# exchanging within hyatt for hyatt owners



## bfree (Jun 23, 2007)

I need an opinion before I buy, if I buy week 11 or 12 can I about 90% of the time get week 26 , fouth of july for sure for one week vacation?  I thought I would buy week 12 to get 2000 points and want to save the maintainence fees of 2 timeshares to buy week 26 or ?.  I thought buying week 12 being a platinium would get me there to my home resort or other  in hyatt maybe for the 4th.  Please let me know I am about to purchase.


----------



## Carmel85 (Jun 24, 2007)

bfree said:


> I need an opinion before I buy, if I buy week 11 or 12 can I about 90% of the time get week 26 , fouth of july for sure for one week vacation?  I thought I would buy week 12 to get 2000 points and want to save the maintainence fees of 2 timeshares to buy week 26 or ?.  I thought buying week 12 being a platinium would get me there to my home resort or other  in hyatt maybe for the 4th.  Please let me know I am about to purchase.

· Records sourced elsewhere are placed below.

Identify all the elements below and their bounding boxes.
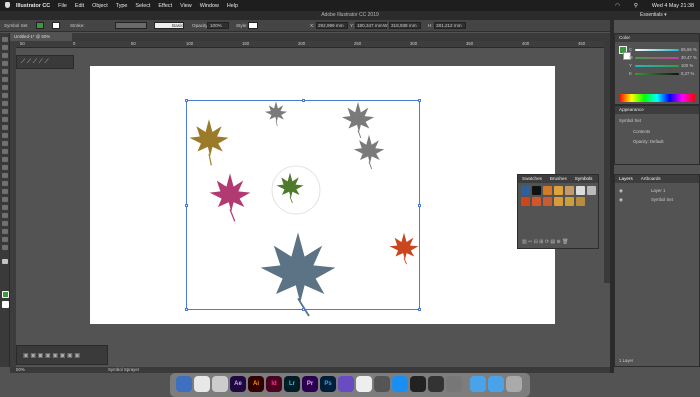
appearance-contents[interactable]: Contents xyxy=(633,129,650,134)
after-effects-icon[interactable]: Ae xyxy=(230,376,246,392)
layers-count: 1 Layer xyxy=(619,358,634,363)
symbol-tool-buttons[interactable]: ▣ ▣ ▣ ▣ ▣ ▣ ▣ ▣ xyxy=(23,352,80,359)
resize-handle[interactable] xyxy=(302,308,305,311)
symbol-swatch[interactable] xyxy=(521,186,530,195)
yellow-slider[interactable] xyxy=(635,65,679,67)
app-icon[interactable] xyxy=(212,376,228,392)
layer-name[interactable]: Layer 1 xyxy=(651,188,665,193)
magenta-slider[interactable] xyxy=(635,57,679,59)
resize-handle[interactable] xyxy=(185,99,188,102)
black-label: K xyxy=(629,71,632,76)
affinity-icon[interactable] xyxy=(338,376,354,392)
cyan-value[interactable]: 65,66 % xyxy=(681,47,697,52)
color-panel-header: Color xyxy=(615,34,699,42)
resize-handle[interactable] xyxy=(185,204,188,207)
cyan-slider[interactable] xyxy=(635,49,679,51)
symbol-swatch[interactable] xyxy=(543,197,552,206)
lightroom-icon[interactable]: Lr xyxy=(284,376,300,392)
photoshop-icon[interactable]: Ps xyxy=(320,376,336,392)
activity-monitor-icon[interactable] xyxy=(428,376,444,392)
sublayer-name[interactable]: Symbol Set xyxy=(651,197,673,202)
symbol-swatch[interactable] xyxy=(554,186,563,195)
symbol-swatch[interactable] xyxy=(576,186,585,195)
color-panel: Color C 65,66 % M 30,47 % Y 100 % K 0,27… xyxy=(614,33,700,105)
tab-brushes[interactable]: Brushes xyxy=(550,175,567,183)
symbol-swatch[interactable] xyxy=(554,197,563,206)
appearance-panel-header: Appearance xyxy=(615,106,699,114)
yellow-label: Y xyxy=(629,63,632,68)
cyan-label: C xyxy=(629,47,633,52)
symbols-panel-footer-icons[interactable]: ▥ ⇨ ⊟ ⊞ ⟳ ▤ ⊕ 🗑 xyxy=(522,239,568,245)
terminal-icon[interactable] xyxy=(410,376,426,392)
color-panel-title[interactable]: Color xyxy=(619,34,630,42)
symbols-panel-tabs: Swatches Brushes Symbols xyxy=(518,175,598,183)
appearance-opacity[interactable]: Opacity: Default xyxy=(633,139,664,144)
magenta-label: M xyxy=(629,55,633,60)
eye-icon[interactable]: ◉ xyxy=(619,197,623,203)
chrome-icon[interactable] xyxy=(194,376,210,392)
symbol-swatch[interactable] xyxy=(576,197,585,206)
tab-swatches[interactable]: Swatches xyxy=(522,175,542,183)
system-preferences-icon[interactable] xyxy=(446,376,462,392)
black-slider[interactable] xyxy=(635,73,679,75)
current-tool[interactable]: Symbol Sprayer xyxy=(108,367,139,373)
symbol-swatch[interactable] xyxy=(532,186,541,195)
tab-artboards[interactable]: Artboards xyxy=(641,175,661,183)
preview-icon[interactable] xyxy=(356,376,372,392)
downloads-folder-icon[interactable] xyxy=(470,376,486,392)
finder-icon[interactable] xyxy=(176,376,192,392)
layers-panel-tabs: Layers Artboards xyxy=(615,175,699,183)
selection-bounding-box[interactable] xyxy=(185,99,421,311)
appearance-panel: Appearance Symbol Set Contents Opacity: … xyxy=(614,105,700,165)
indesign-icon[interactable]: Id xyxy=(266,376,282,392)
symbol-swatch[interactable] xyxy=(565,197,574,206)
app-store-icon[interactable] xyxy=(392,376,408,392)
symbols-panel: Swatches Brushes Symbols ▥ ⇨ ⊟ ⊞ ⟳ ▤ ⊕ 🗑 xyxy=(517,174,599,249)
black-value[interactable]: 0,27 % xyxy=(681,71,694,76)
symbol-swatch[interactable] xyxy=(543,186,552,195)
tab-layers[interactable]: Layers xyxy=(619,175,633,183)
folder-icon[interactable] xyxy=(488,376,504,392)
symbol-swatch[interactable] xyxy=(521,197,530,206)
macos-dock: Ae Ai Id Lr Pr Ps xyxy=(170,373,530,397)
symbol-swatch[interactable] xyxy=(587,186,596,195)
resize-handle[interactable] xyxy=(418,308,421,311)
zoom-level[interactable]: 50% xyxy=(16,367,25,373)
resize-handle[interactable] xyxy=(185,308,188,311)
symbol-swatch[interactable] xyxy=(532,197,541,206)
illustrator-icon[interactable]: Ai xyxy=(248,376,264,392)
notes-icon[interactable] xyxy=(374,376,390,392)
resize-handle[interactable] xyxy=(418,204,421,207)
resize-handle[interactable] xyxy=(302,99,305,102)
color-spectrum[interactable] xyxy=(619,94,695,102)
symbol-tools-panel: ▣ ▣ ▣ ▣ ▣ ▣ ▣ ▣ xyxy=(16,345,108,365)
appearance-panel-title[interactable]: Appearance xyxy=(619,106,644,114)
eye-icon[interactable]: ◉ xyxy=(619,188,623,194)
appearance-object: Symbol Set xyxy=(619,118,641,123)
trash-icon[interactable] xyxy=(506,376,522,392)
layers-panel: Layers Artboards ◉ Layer 1 ◉ Symbol Set … xyxy=(614,174,700,367)
symbol-swatch[interactable] xyxy=(565,186,574,195)
resize-handle[interactable] xyxy=(418,99,421,102)
yellow-value[interactable]: 100 % xyxy=(681,63,693,68)
tab-symbols[interactable]: Symbols xyxy=(575,175,593,183)
premiere-icon[interactable]: Pr xyxy=(302,376,318,392)
magenta-value[interactable]: 30,47 % xyxy=(681,55,697,60)
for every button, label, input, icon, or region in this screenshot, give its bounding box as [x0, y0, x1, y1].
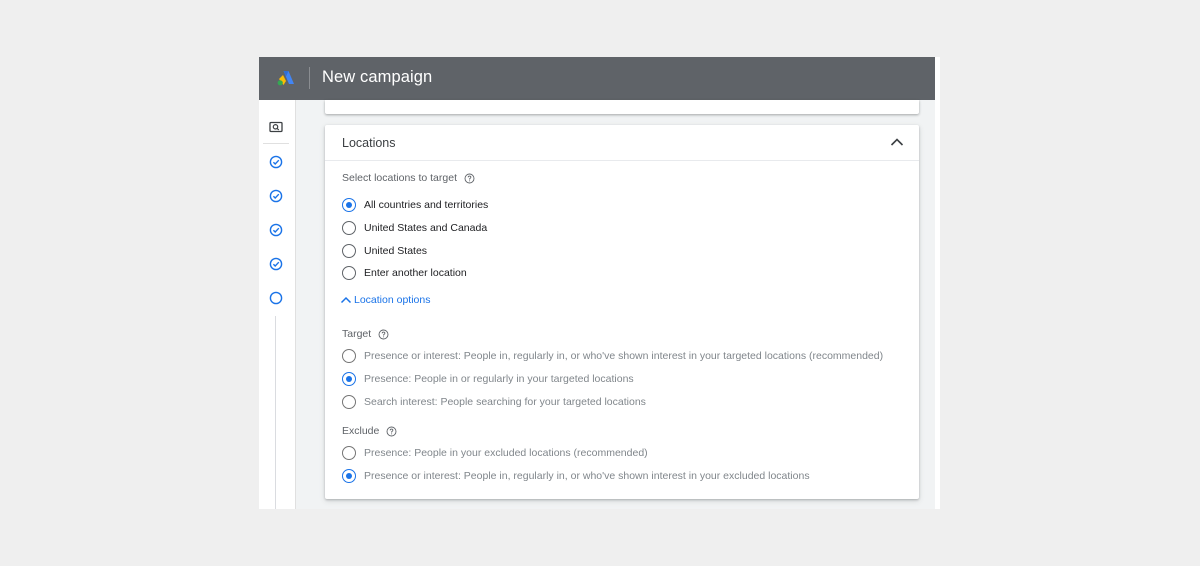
top-bar: New campaign: [259, 57, 935, 100]
radio-selected[interactable]: [342, 372, 356, 386]
target-option-label: Presence or interest: People in, regular…: [364, 350, 884, 362]
check-circle-icon[interactable]: [269, 223, 283, 237]
locations-card-header[interactable]: Locations: [325, 125, 919, 161]
search-overview-icon[interactable]: [269, 120, 283, 134]
radio-unselected[interactable]: [342, 349, 356, 363]
location-option-us[interactable]: United States: [342, 243, 427, 259]
help-icon[interactable]: [386, 426, 397, 437]
header-divider: [309, 67, 310, 89]
target-option-search-interest[interactable]: Search interest: People searching for yo…: [342, 394, 646, 410]
location-option-us-canada[interactable]: United States and Canada: [342, 220, 487, 236]
google-ads-logo[interactable]: [277, 70, 295, 86]
exclude-option-presence-or-interest[interactable]: Presence or interest: People in, regular…: [342, 468, 810, 484]
step-sidebar: [259, 100, 296, 509]
sidebar-separator: [263, 143, 289, 144]
radio-unselected[interactable]: [342, 266, 356, 280]
check-circle-icon[interactable]: [269, 189, 283, 203]
select-locations-label: Select locations to target: [342, 172, 475, 184]
right-edge: [935, 57, 940, 509]
page-title: New campaign: [322, 68, 433, 86]
location-option-all[interactable]: All countries and territories: [342, 197, 488, 213]
step-track-line: [275, 316, 276, 509]
locations-card: Locations Select locations to target All…: [325, 125, 919, 499]
previous-section-card: [325, 100, 919, 114]
location-options-label: Location options: [354, 294, 431, 306]
location-option-label: United States and Canada: [364, 222, 488, 234]
exclude-option-label: Presence or interest: People in, regular…: [364, 470, 810, 482]
check-circle-icon[interactable]: [269, 257, 283, 271]
target-option-label: Search interest: People searching for yo…: [364, 396, 646, 408]
radio-unselected[interactable]: [342, 221, 356, 235]
target-label-text: Target: [342, 328, 372, 340]
help-icon[interactable]: [378, 329, 389, 340]
exclude-label-text: Exclude: [342, 425, 380, 437]
exclude-option-label: Presence: People in your excluded locati…: [364, 447, 648, 459]
empty-circle-icon[interactable]: [269, 291, 283, 305]
exclude-option-presence[interactable]: Presence: People in your excluded locati…: [342, 445, 648, 461]
radio-selected[interactable]: [342, 198, 356, 212]
locations-title: Locations: [342, 136, 396, 150]
chevron-up-icon[interactable]: [889, 135, 905, 149]
check-circle-icon[interactable]: [269, 155, 283, 169]
location-option-label: All countries and territories: [364, 199, 489, 211]
location-option-label: Enter another location: [364, 267, 467, 279]
radio-unselected[interactable]: [342, 395, 356, 409]
radio-selected[interactable]: [342, 469, 356, 483]
help-icon[interactable]: [464, 173, 475, 184]
radio-unselected[interactable]: [342, 446, 356, 460]
app-window: New campaign Locations Select locations …: [259, 57, 940, 509]
chevron-up-icon: [340, 296, 352, 304]
target-option-label: Presence: People in or regularly in your…: [364, 373, 634, 385]
radio-unselected[interactable]: [342, 244, 356, 258]
exclude-label: Exclude: [342, 425, 397, 437]
location-options-toggle[interactable]: Location options: [340, 294, 430, 306]
target-option-presence[interactable]: Presence: People in or regularly in your…: [342, 371, 634, 387]
target-label: Target: [342, 328, 389, 340]
location-option-label: United States: [364, 245, 428, 257]
target-option-presence-or-interest[interactable]: Presence or interest: People in, regular…: [342, 348, 883, 364]
location-option-other[interactable]: Enter another location: [342, 265, 467, 281]
select-locations-text: Select locations to target: [342, 172, 457, 184]
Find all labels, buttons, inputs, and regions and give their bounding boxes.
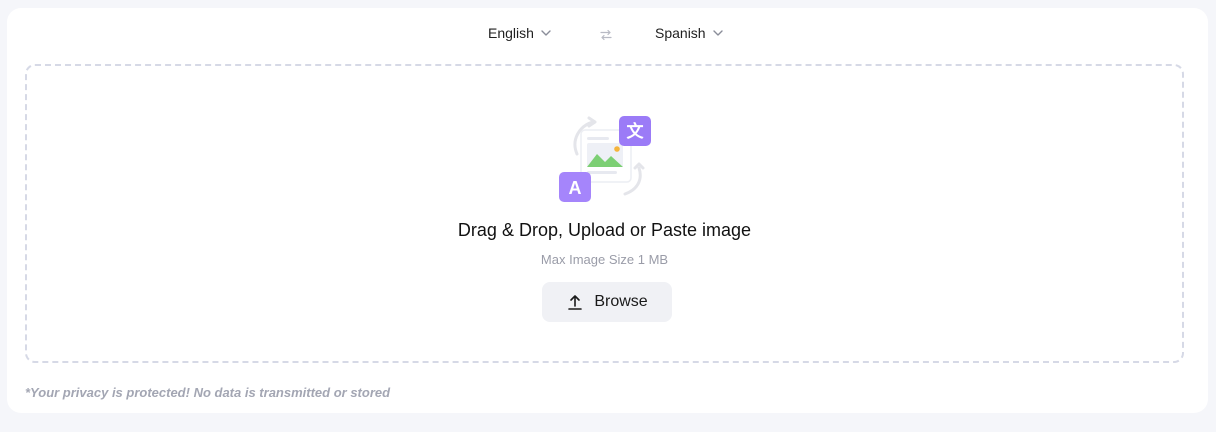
target-glyph-badge: 文	[627, 121, 645, 142]
browse-button[interactable]: Browse	[542, 282, 672, 322]
translate-image-illustration: 文 A	[559, 116, 651, 202]
source-language-label: English	[488, 25, 534, 41]
source-letter-badge: A	[569, 178, 582, 198]
chevron-down-icon	[712, 30, 723, 36]
target-language-select[interactable]: Spanish	[655, 25, 726, 41]
swap-icon[interactable]	[598, 27, 614, 43]
upload-icon	[568, 295, 583, 310]
dropzone-headline: Drag & Drop, Upload or Paste image	[457, 220, 752, 240]
target-language-label: Spanish	[655, 25, 706, 41]
language-bar: English Spanish	[7, 8, 1208, 64]
source-language-select[interactable]: English	[488, 25, 554, 41]
browse-button-label: Browse	[594, 293, 648, 310]
max-size-hint: Max Image Size 1 MB	[540, 252, 669, 267]
chevron-down-icon	[541, 30, 551, 36]
privacy-note: *Your privacy is protected! No data is t…	[25, 385, 391, 400]
image-dropzone[interactable]: 文 A Drag & Drop, Upload or Paste image M…	[25, 64, 1184, 363]
translator-card: English Spanish 文 A Drag & Drop, Upload …	[7, 8, 1208, 413]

What Hyatt are you trying to buy? Sedona week 12?  2 bedroom? Every Hyatt has different points every week 1-52 so please give us some more info  on what you are buying and how do you want to use it?


----------



## bfree (Jun 24, 2007)

*scheduling*

I have decided to buy week 26.  Then I believe I can buy week 34 - 51 so that I can have the points in my account for week 27.  Or I just buy week 27 also.  I plan to vacation in the summer, I think 1400 pts for each week , would be fine.


----------



## Carmel85 (Jun 24, 2007)

bfree said:


> I have decided to buy week 26.  Then I believe I can buy week 34 - 51 so that I can have the points in my account for week 27.  Or I just buy week 27 also.  I plan to vacation in the summer, I think 1400 pts for each week , would be fine.



What resort are we talking about?  What resort are you buying?


----------



## pcgirl54 (Jun 24, 2007)

bfree
Sent you an email with the info you requested.


----------